Graph Network for Sign Language Tasks
Shiwei Gan, Yafeng Yin, Zhiwei Jiang, Hongkai Wen, Lei Xie, Sanglu Lu
TL;DR
The paper presents MixSignGraph, a graph-based framework for sign language tasks that treats sign frames as graphs and learns intra-frame, inter-frame, and hierarchical features through three modules: Local Sign Graph, Temporal Sign Graph, and Hierarchical Sign Graph. A patch-based backbone with multiscale graph learning is paired with a Text-driven CTC Pre-training approach to enable gloss-free SLT. Across five public datasets and multiple tasks (CSLR and SLT), the method achieves state-of-the-art or competitive results without relying on extra cues, with the TCP scheme significantly narrowing the gloss-free SLT gap to gloss-based models. The work demonstrates the practicality of graph-based representations for sign language and provides extensive ablations and qualitative analyses to validate the effectiveness of the proposed components.
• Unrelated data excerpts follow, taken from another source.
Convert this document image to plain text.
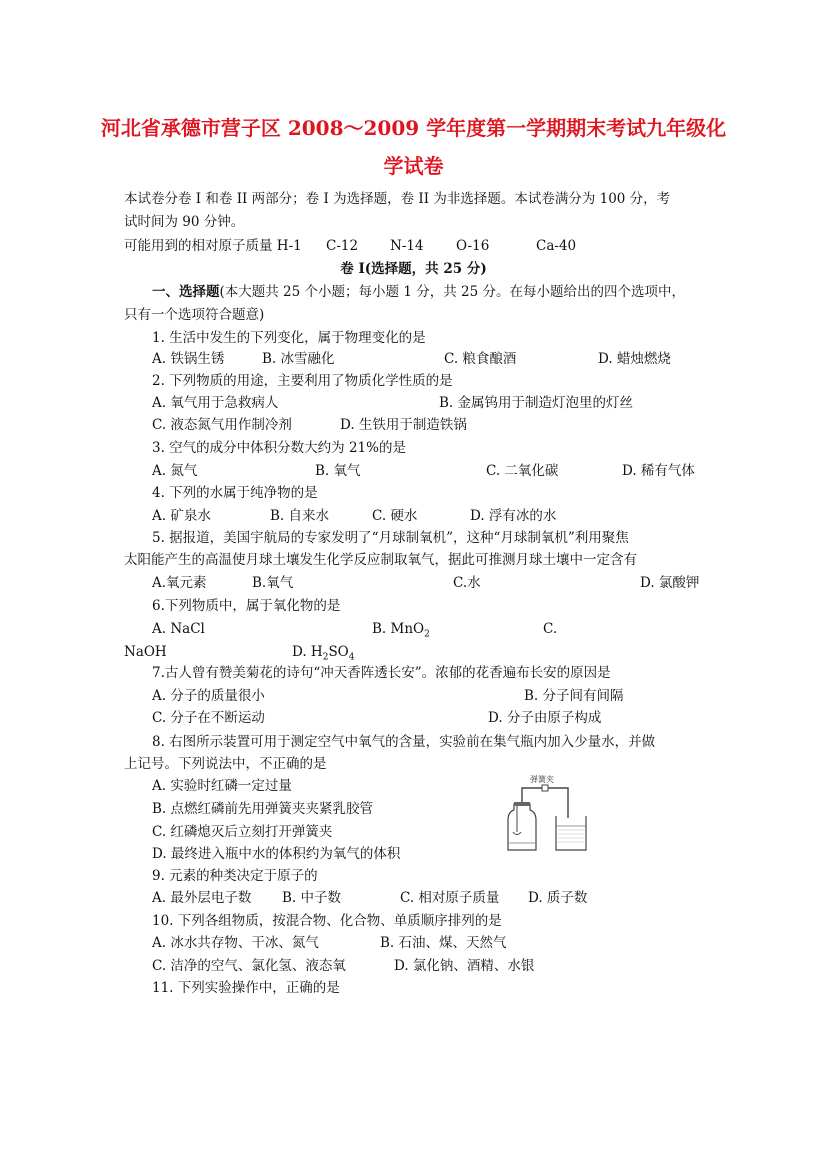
河北省承德市营子区 2008～2009 学年度第一学期期末考试九年级化
学试卷
本试卷分卷 I 和卷 II 两部分；卷 I 为选择题，卷 II 为非选择题。本试卷满分为 100 分，考
试时间为 90 分钟。
可能用到的相对原子质量 H-1 C-12 N-14 O-16	Ca-40
卷 I(选择题，共 25 分)
一、选择题(本大题共 25 个小题；每小题 1 分，共 25 分。在每小题给出的四个选项中，
只有一个选项符合题意)
1. 生活中发生的下列变化，属于物理变化的是
A. 铁锅生锈	B. 冰雪融化	C. 粮食酿酒	D. 蜡烛燃烧
2. 下列物质的用途，主要利用了物质化学性质的是
A. 氧气用于急救病人	B. 金属钨用于制造灯泡里的灯丝
C. 液态氮气用作制冷剂	D. 生铁用于制造铁锅
3. 空气的成分中体积分数大约为 21%的是
A. 氮气	B. 氧气	C. 二氧化碳	D. 稀有气体
4. 下列的水属于纯净物的是
A. 矿泉水	B. 自来水	C. 硬水	D. 浮有冰的水
5. 据报道，美国宇航局的专家发明了“月球制氧机”，这种“月球制氧机”利用聚焦
太阳能产生的高温使月球土壤发生化学反应制取氧气，据此可推测月球土壤中一定含有
A.氧元素	B.氧气	C.水	D. 氯酸钾
6.下列物质中，属于氧化物的是
A. NaCl	B. MnO$_2$	C.
NaOH	D. $H_2SO_4$
7.古人曾有赞美菊花的诗句“冲天香阵透长安”。浓郁的花香遍布长安的原因是
A. 分子的质量很小	B. 分子间有间隔
C. 分子在不断运动	D. 分子由原子构成
8. 右图所示装置可用于测定空气中氧气的含量，实验前在集气瓶内加入少量水，并做
上记号。下列说法中，不正确的是
A. 实验时红磷一定过量
B. 点燃红磷前先用弹簧夹夹紧乳胶管
C. 红磷熄灭后立刻打开弹簧夹
D. 最终进入瓶中水的体积约为氧气的体积
弹簧夹
9. 元素的种类决定于原子的
A. 最外层电子数 B. 中子数	C. 相对原子质量 D. 质子数
10. 下列各组物质，按混合物、化合物、单质顺序排列的是
A. 冰水共存物、干冰、氮气	B. 石油、煤、天然气
C. 洁净的空气、氯化氢、液态氧	D. 氯化钠、酒精、水银
11. 下列实验操作中，正确的是
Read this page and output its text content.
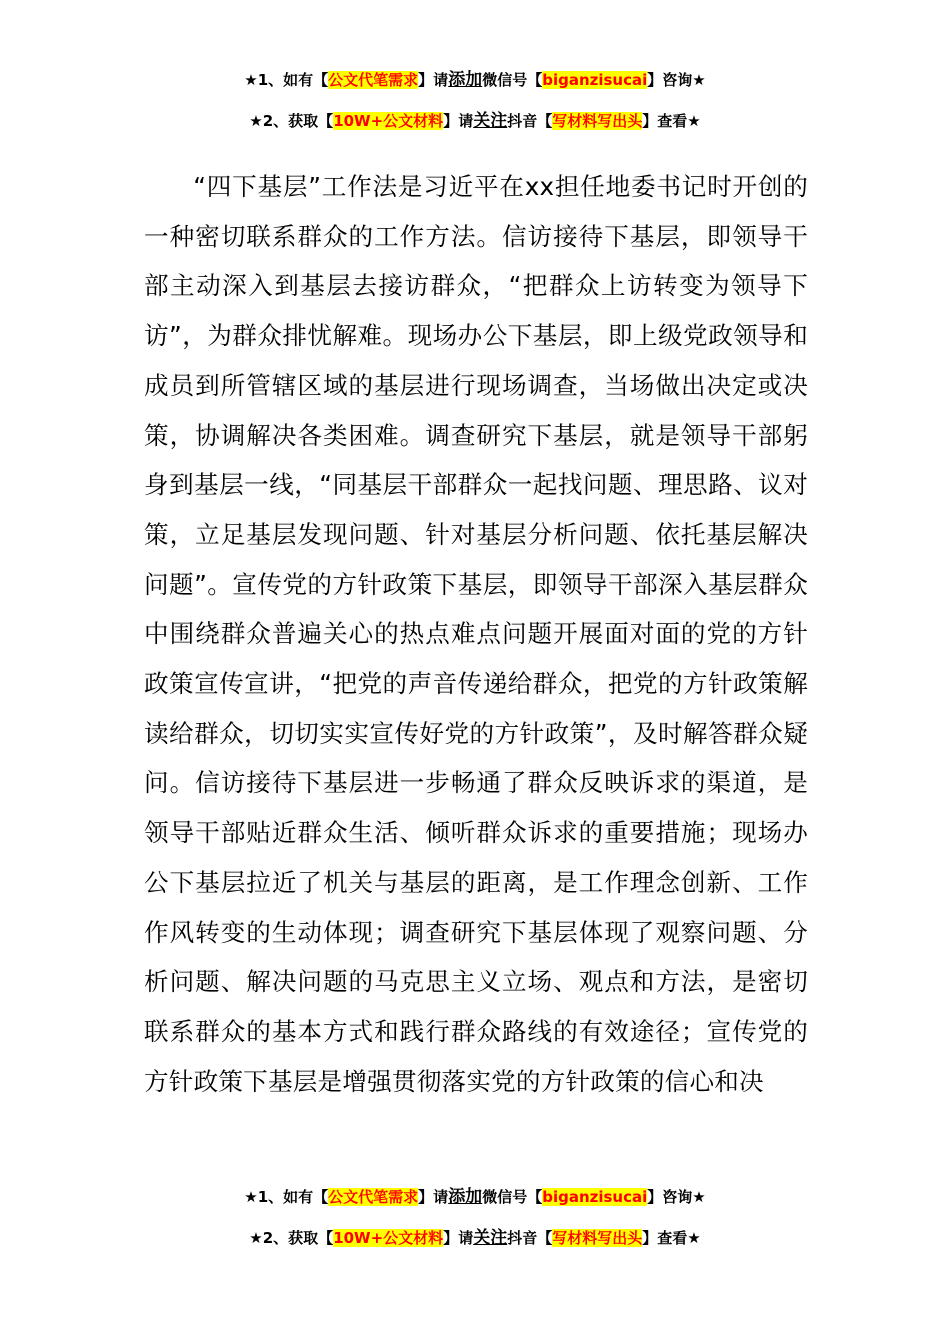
★1、如有【公文代笔需求】请添加微信号【biganzisucai】咨询★
★2、获取【10W+公文材料】请关注抖音【写材料写出头】查看★

“四下基层”工作法是习近平在xx担任地委书记时开创的一种密切联系群众的工作方法。信访接待下基层，即领导干部主动深入到基层去接访群众，“把群众上访转变为领导下访”，为群众排忧解难。现场办公下基层，即上级党政领导和成员到所管辖区域的基层进行现场调查，当场做出决定或决策，协调解决各类困难。调查研究下基层，就是领导干部躬身到基层一线，“同基层干部群众一起找问题、理思路、议对策，立足基层发现问题、针对基层分析问题、依托基层解决问题”。宣传党的方针政策下基层，即领导干部深入基层群众中围绕群众普遍关心的热点难点问题开展面对面的党的方针政策宣传宣讲，“把党的声音传递给群众，把党的方针政策解读给群众，切切实实宣传好党的方针政策”，及时解答群众疑问。信访接待下基层进一步畅通了群众反映诉求的渠道，是领导干部贴近群众生活、倾听群众诉求的重要措施；现场办公下基层拉近了机关与基层的距离，是工作理念创新、工作作风转变的生动体现；调查研究下基层体现了观察问题、分析问题、解决问题的马克思主义立场、观点和方法，是密切联系群众的基本方式和践行群众路线的有效途径；宣传党的方针政策下基层是增强贯彻落实党的方针政策的信心和决

★1、如有【公文代笔需求】请添加微信号【biganzisucai】咨询★
★2、获取【10W+公文材料】请关注抖音【写材料写出头】查看★
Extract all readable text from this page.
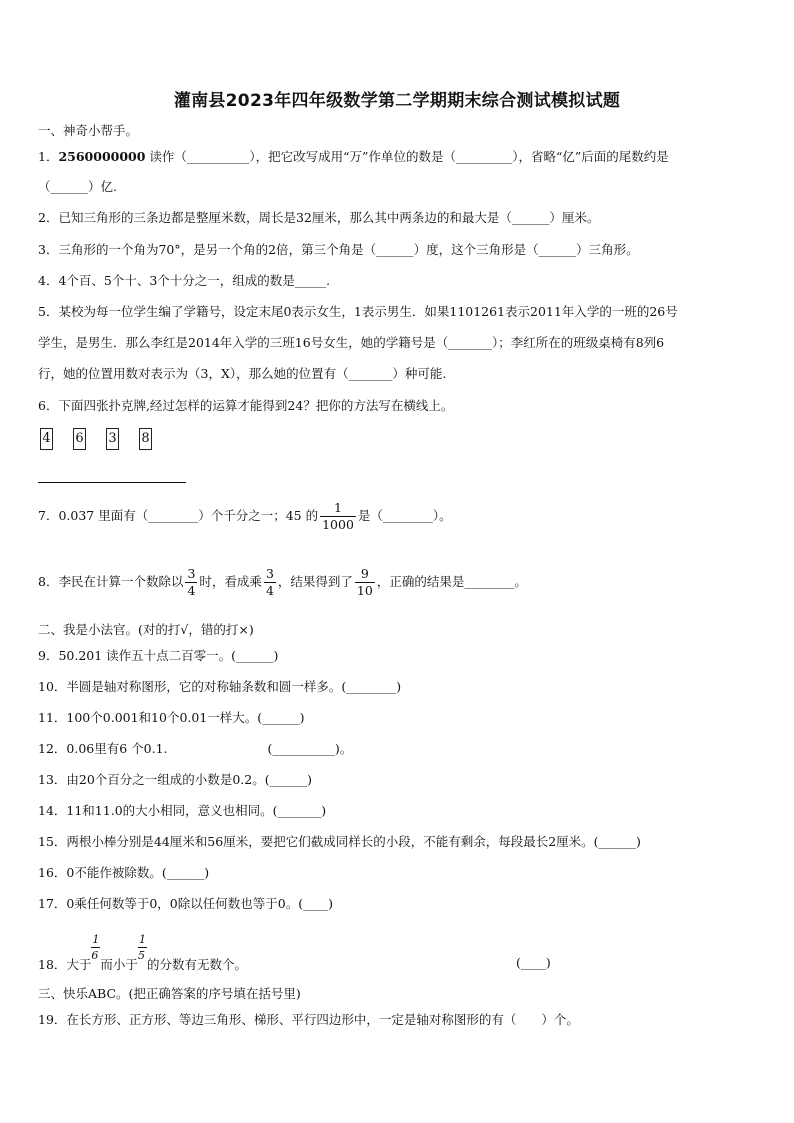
灌南县2023年四年级数学第二学期期末综合测试模拟试题
一、神奇小帮手。
1．2560000000 读作（__________），把它改写成用“万”作单位的数是（_________），省略“亿”后面的尾数约是
（______）亿.
2．已知三角形的三条边都是整厘米数，周长是32厘米，那么其中两条边的和最大是（______）厘米。
3．三角形的一个角为70°，是另一个角的2倍，第三个角是（______）度，这个三角形是（______）三角形。
4．4个百、5个十、3个十分之一，组成的数是_____.
5．某校为每一位学生编了学籍号，设定末尾0表示女生，1表示男生．如果1101261表示2011年入学的一班的26号
学生，是男生．那么李红是2014年入学的三班16号女生，她的学籍号是（_______）；李红所在的班级桌椅有8列6
行，她的位置用数对表示为（3，X），那么她的位置有（_______）种可能.
6．下面四张扑克牌,经过怎样的运算才能得到24？把你的方法写在横线上。
4 6 3 8
7．0.037 里面有（________）个千分之一；45 的 $\frac{1}{1000}$ 是（________）。
8．李民在计算一个数除以 $\frac{3}{4}$ 时，看成乘 $\frac{3}{4}$ ，结果得到了 $\frac{9}{10}$ ，正确的结果是________。
二、我是小法官。(对的打√，错的打×)
9．50.201 读作五十点二百零一。(______)
10．半圆是轴对称图形，它的对称轴条数和圆一样多。(________)
11．100个0.001和10个0.01一样大。(______)
12．0.06里有6 个0.1.	(__________)。
13．由20个百分之一组成的小数是0.2。(______)
14．11和11.0的大小相同，意义也相同。(_______)
15．两根小棒分别是44厘米和56厘米，要把它们截成同样长的小段，不能有剩余，每段最长2厘米。(______)
16．0不能作被除数。(______)
17．0乘任何数等于0，0除以任何数也等于0。(____)
18．大于 $\frac{1}{6}$ 而小于 $\frac{1}{5}$ 的分数有无数个。	(____)
三、快乐ABC。(把正确答案的序号填在括号里)
19．在长方形、正方形、等边三角形、梯形、平行四边形中，一定是轴对称图形的有（　　）个。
Overall, MixSignGraph offers a robust, scalable path to improved sign language understanding and translation in real-world settings.
Abstract
Recent advances in sign language research have benefited from CNN-based backbones, which are primarily transferred from traditional computer vision tasks (\eg object identification, image recognition). However, these CNN-based backbones usually excel at extracting features like contours and texture, but may struggle with capturing sign-related features. In fact, sign language tasks require focusing on sign-related regions, including the collaboration between different regions (\eg left hand region and right hand region) and the effective content in a single region. To capture such region-related features, we introduce MixSignGraph, which represents sign sequences as a group of mixed graphs and designs the following three graph modules for feature extraction, \ie Local Sign Graph (LSG) module, Temporal Sign Graph (TSG) module and Hierarchical Sign Graph (HSG) module. Specifically, the LSG module learns the correlation of intra-frame cross-region features within one frame, \ie focusing on spatial features. The TSG module tracks the interaction of inter-frame cross-region features among adjacent frames, \ie focusing on temporal features. The HSG module aggregates the same-region features from different-granularity feature maps of a frame, \ie focusing on hierarchical features. In addition, to further improve the performance of sign language tasks without gloss annotations, we propose a simple yet counter-intuitive Text-driven CTC Pre-training (TCP) method, which generates pseudo gloss labels from text labels for model pre-training. Extensive experiments conducted on current five public sign language datasets demonstrate the superior performance of the proposed model. Notably, our model surpasses the SOTA models on multiple sign language tasks across several datasets, without relying on any additional cues.